A crescente complexidade das relações humanas na sociedade contemporânea tem-se refletido num questionamento no sentido de reavaliar, numa perspectiva geral, a própria validade do estatuto epistemológico de cada ramo do saber, não apenas em si mesmo considerado, mas em relação aos demais ramos com os quais dialoga, e o papel das ciências em sua relação com a sociedade, cabendo ao Direito2 papel destacado nesse panorama.

Os operadores do direito, em geral, cumpre que se reconheça, nem sempre têm clara a noção das limitações da cientificidade do objeto de seu estudo, das dificuldades teóricas a ele inerentes, e de como isso está relacionado ao paradigma científico que lhe concedeu o estatuto epistemológico de ciência a partir da época moderna.

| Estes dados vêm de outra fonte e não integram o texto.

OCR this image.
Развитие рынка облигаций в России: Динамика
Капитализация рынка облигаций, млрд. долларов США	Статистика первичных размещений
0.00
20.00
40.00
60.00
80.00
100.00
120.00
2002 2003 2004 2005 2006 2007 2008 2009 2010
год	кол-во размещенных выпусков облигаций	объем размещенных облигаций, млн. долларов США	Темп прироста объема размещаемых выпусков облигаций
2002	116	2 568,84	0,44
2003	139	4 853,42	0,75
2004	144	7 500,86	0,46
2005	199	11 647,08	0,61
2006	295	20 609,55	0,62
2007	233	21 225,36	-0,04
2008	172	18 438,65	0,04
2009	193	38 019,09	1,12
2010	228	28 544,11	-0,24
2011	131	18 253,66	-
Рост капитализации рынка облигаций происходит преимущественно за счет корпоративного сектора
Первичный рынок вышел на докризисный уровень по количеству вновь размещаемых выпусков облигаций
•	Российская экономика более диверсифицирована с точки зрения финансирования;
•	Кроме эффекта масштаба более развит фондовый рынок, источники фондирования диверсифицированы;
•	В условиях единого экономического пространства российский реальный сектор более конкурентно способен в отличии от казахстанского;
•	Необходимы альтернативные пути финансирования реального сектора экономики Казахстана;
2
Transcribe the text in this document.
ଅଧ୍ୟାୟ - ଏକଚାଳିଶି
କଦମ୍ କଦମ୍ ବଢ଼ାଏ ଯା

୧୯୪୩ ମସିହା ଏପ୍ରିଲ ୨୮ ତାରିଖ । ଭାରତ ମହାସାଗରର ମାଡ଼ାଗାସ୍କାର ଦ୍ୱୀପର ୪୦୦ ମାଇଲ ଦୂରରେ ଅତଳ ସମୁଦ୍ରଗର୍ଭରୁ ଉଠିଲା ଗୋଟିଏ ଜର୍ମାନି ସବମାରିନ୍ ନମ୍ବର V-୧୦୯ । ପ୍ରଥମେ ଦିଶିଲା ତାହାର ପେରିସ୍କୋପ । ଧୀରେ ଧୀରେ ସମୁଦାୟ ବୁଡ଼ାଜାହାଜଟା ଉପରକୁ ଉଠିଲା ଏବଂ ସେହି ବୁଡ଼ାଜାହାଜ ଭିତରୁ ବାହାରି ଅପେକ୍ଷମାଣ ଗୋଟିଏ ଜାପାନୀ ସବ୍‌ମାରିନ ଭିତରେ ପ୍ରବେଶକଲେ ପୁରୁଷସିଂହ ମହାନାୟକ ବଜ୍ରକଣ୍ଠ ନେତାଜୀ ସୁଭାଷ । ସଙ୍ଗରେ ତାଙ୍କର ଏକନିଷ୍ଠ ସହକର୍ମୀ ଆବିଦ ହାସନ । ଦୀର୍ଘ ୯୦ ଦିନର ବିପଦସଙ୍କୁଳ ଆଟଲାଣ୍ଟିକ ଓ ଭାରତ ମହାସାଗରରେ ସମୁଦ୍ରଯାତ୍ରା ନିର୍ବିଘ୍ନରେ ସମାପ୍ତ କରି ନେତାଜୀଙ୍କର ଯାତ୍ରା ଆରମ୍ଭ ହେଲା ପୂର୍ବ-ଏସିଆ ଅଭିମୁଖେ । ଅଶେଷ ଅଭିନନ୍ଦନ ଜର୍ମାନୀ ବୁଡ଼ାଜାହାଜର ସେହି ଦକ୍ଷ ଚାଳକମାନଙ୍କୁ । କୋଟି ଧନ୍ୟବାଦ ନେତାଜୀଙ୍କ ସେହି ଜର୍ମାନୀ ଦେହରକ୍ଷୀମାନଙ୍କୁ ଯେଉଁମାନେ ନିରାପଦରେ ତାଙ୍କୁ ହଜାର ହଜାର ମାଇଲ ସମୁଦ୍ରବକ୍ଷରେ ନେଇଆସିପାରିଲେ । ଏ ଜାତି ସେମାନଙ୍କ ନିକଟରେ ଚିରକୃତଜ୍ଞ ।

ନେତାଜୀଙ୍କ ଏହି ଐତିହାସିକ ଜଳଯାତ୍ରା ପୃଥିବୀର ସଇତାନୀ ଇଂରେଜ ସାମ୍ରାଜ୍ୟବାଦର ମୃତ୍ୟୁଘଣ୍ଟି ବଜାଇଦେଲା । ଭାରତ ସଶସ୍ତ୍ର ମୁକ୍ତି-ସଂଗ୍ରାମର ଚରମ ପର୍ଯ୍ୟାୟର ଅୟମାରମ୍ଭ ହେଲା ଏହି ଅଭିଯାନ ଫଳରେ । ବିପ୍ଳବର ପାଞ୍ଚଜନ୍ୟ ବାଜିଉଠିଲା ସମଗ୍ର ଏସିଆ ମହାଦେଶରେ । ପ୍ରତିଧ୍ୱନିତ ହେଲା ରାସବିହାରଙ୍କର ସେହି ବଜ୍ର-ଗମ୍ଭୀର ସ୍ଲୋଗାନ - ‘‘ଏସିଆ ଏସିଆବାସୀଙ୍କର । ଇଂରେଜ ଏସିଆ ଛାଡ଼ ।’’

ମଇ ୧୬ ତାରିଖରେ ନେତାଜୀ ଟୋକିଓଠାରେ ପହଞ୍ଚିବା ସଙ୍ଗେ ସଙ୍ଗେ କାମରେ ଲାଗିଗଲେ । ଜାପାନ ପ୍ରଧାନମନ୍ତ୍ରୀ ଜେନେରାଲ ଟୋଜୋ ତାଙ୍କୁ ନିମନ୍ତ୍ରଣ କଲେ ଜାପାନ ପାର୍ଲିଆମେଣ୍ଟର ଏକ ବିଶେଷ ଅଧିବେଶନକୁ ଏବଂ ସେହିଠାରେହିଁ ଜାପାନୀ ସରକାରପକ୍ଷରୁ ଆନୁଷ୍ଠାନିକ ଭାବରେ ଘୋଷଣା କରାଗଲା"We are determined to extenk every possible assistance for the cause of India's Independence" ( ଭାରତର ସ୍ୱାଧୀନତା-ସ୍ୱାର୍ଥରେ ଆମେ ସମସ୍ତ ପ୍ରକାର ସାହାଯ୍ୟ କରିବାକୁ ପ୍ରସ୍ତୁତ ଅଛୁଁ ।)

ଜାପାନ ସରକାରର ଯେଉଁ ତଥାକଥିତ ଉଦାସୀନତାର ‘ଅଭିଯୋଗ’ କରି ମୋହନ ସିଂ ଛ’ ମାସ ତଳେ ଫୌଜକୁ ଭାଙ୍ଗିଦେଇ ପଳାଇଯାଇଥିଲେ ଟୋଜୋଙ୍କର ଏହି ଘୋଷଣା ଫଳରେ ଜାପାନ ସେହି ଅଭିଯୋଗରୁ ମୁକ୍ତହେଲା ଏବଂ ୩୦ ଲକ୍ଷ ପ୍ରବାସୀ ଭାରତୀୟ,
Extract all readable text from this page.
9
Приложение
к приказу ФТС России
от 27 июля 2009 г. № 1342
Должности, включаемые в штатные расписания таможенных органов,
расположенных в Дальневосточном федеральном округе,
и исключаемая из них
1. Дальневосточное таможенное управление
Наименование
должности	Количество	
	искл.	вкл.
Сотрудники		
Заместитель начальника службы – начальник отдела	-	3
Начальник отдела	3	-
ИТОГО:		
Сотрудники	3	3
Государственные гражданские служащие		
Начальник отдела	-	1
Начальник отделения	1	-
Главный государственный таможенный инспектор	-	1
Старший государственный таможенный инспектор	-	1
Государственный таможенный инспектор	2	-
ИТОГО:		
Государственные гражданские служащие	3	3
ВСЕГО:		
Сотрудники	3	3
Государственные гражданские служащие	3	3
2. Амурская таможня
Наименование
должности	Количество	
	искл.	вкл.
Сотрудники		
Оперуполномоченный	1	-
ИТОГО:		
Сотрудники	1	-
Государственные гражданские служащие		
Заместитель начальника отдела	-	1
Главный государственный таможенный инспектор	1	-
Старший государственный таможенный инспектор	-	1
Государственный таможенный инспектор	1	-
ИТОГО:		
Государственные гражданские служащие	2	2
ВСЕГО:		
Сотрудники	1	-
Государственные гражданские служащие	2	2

Ademais, o Direito, enquanto ciência da cultura, precisa ser pensado não sob o viés da matematização, que marcou sua assunção como ciência na modernidade, e menos ainda dentro do critério da limitação dogmática ao dever ser, condição prescritiva e hermenêutica da norma posta, frente à qual o operador pouco poderia intervir, mas pela busca da interpretação mais consentânea com a mens legis do legislador. Aliás, como bem adverte João Caraça, tal problema, embora de cariz vetusto, ainda carece de muita reflexão:

O século XIX, o século da mecânica e do positivismo, dos caminhos de ferro e do telégrafo, constrói uma visão da classificação dos conhecimentos que tenta consagrar definitivamente não só uma organização, mas também uma hierarquia dos saberes: no topo da pirâmide está a matemática (a rainha das ciências), ocupando estratos sucessivamente inferiores à física, à química e às ciências naturais e depois, mais abaixo, as humanidades, as artes e a religião. Esta classificação dos saberes permaneceu praticamente indisputada até a década de 1960.3 (grifo nosso)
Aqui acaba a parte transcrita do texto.